Credit: DUI defense attorney
US Supreme Court

On June 23, 2016, the United States Supreme Court ruled that police will need a warrant to perform blood tests during a drunk-driving apprehension.

The blood tests will check for a driver’s alcohol level to determine if it is within or over the specified BAC limit level.

The Supreme Court’s decision is anchored on the Fourth Amendment, which protects the people’s right against unreasonable searches and seizures. A blood test is intrusive of a person’s privacy; it also gives law enforcement a sample specimen from which other information about the person may be derived. And with the option of a breath test which is less privacy-violating, the rationale for a warrantless blood alcohol test diminishes.

A breath test poses no such intrusion. It is comparable to blowing up a balloon, does not show any other information aside from the alcohol level, no specimen can be stored, and it is not humiliating for a driver to blow into a breathalyzer.

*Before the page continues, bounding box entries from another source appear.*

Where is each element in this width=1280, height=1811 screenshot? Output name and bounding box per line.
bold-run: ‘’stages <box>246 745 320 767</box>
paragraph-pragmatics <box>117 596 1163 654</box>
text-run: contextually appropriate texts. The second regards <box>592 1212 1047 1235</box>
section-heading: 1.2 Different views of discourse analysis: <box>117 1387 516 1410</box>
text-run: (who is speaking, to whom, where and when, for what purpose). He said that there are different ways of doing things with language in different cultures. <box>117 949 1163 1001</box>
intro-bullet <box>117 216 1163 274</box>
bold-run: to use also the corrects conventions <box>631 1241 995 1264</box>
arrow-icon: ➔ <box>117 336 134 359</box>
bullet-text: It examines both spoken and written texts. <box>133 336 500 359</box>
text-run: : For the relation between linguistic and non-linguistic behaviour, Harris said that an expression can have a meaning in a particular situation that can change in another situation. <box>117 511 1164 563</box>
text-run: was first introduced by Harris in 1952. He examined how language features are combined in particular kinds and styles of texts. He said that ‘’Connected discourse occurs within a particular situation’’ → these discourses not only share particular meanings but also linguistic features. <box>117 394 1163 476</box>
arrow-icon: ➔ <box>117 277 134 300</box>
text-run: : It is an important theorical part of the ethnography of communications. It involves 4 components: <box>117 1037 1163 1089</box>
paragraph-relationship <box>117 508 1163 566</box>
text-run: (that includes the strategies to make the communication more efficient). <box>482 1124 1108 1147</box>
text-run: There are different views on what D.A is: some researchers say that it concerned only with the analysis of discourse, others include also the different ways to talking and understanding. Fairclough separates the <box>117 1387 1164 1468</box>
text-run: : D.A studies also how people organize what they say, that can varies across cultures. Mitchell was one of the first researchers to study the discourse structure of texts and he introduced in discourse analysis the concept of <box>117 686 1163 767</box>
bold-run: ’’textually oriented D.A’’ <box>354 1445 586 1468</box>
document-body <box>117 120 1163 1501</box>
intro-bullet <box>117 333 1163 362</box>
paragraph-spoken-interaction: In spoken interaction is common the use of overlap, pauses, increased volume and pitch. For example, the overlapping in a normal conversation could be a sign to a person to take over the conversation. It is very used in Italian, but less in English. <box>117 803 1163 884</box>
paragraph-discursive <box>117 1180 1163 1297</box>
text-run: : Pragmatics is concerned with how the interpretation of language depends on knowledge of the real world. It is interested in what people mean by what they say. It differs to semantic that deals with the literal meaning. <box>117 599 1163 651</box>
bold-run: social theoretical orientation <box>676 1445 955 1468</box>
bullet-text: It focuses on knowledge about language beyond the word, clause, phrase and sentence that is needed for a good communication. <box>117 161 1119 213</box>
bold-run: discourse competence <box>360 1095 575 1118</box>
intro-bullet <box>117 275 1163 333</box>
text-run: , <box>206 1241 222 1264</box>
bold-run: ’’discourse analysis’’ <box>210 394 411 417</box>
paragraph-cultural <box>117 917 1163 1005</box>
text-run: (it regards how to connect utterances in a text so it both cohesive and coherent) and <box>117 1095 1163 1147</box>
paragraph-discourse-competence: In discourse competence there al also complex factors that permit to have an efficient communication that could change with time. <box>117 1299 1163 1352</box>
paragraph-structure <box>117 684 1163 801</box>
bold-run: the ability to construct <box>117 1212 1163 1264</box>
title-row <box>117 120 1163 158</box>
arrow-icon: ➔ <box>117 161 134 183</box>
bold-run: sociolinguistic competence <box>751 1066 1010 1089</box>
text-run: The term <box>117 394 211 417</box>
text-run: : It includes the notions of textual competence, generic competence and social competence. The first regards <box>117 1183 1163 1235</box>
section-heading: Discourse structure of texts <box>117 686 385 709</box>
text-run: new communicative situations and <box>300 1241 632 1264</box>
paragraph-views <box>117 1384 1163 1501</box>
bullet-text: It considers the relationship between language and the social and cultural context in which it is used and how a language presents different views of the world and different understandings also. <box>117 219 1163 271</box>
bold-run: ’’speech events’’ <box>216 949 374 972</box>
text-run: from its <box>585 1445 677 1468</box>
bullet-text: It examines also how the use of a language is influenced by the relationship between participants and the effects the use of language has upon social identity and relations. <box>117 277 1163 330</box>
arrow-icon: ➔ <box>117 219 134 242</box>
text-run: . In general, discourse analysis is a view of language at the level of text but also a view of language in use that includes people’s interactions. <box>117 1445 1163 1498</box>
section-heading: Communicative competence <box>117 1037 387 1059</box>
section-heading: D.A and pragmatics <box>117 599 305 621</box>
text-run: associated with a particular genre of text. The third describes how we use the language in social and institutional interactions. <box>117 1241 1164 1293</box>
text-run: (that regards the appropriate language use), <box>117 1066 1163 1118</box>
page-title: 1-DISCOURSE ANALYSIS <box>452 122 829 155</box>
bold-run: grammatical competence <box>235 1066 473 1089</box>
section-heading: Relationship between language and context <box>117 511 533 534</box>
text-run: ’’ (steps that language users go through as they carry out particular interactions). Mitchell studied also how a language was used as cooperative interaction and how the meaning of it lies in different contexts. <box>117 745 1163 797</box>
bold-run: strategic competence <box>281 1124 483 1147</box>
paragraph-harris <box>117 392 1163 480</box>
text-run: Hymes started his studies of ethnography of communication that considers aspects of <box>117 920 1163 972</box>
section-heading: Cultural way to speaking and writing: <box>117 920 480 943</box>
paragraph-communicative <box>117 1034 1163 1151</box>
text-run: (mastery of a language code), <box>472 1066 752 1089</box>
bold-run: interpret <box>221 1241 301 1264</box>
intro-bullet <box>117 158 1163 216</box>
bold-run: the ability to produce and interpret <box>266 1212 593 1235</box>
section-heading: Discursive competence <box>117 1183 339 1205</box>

Thus, the Supreme Court ruled by 6-to-2 votes that the breath test can be done without need for a warrant.

The ruling was quite fragmented. Two justices, Sonia Sotomayor and Ruth Bader Ginsburg, made a partial dissent. They opined that both breath and blood tests required a warrant while another justice, Clarence Thomas, said that both tests should not need one for police to perform them. But in a 7-to-1 vote, it was ruled that the law on warrantless blood tests is a violation of the ban on unreasonable search per the country’s Fourth Amendment.

Three separate appeals brought on the Supreme Court decision. Two cases were from North Dakota, which has a state “implied consent” law criminalizing a person’s refusal to undergo a blood test after a drunk-driving arrest. The third case was from Minnesota, which has a similar implied consent law.

One case in North Dakota involved Danny Birchfield who drove his car into a ditch. He tested positive on the breathalyzer but refused a blood test, citing the fourth amendment. The case went all the way up to the US Supreme Court that ruled on the unconstitutionality of a blood test without a warrant. Birchfield’s conviction in the lower courts was overturned. The other man in the North Dakota case, Steve Beylund, was taken to a hospital where he had a blood test done, under threat of prosecution via the implied consent law. He registered a high blood alcohol level and had his license suspended for two years. He appealed and in view of the Supreme Court’s decision, his case will be sent back to the lower court.

In the Minnesota case, William Bernard Jr. refused a breath test and was criminally charged. Upon review by the district court, his conviction was dismissed after the court ruled that a breath test without a warrant was a violation of Bernard’s privacy rights. However, with the Supreme Court’s ruling that breath tests may be done without a warrant, Bernard’s conviction will be confirmed.

This ruling makes for very interesting cases and their outcomes, such as those of the three that the Supreme Court based their decisions on. Pending suits across all states will be seen in a new light and the courts may be clogged with those seeking a reversal of their convictions. Only a competent DUI defense attorney can analyze and sift through all the facts, evidence and circumstances surrounding a particular case and decide what are needed to defend a driver who has been charged with DUI. And, even for non-lawyers, it’s always a good thing to stay abreast with developments in the law, just in case you get involved in a legal matter such as drunk driving.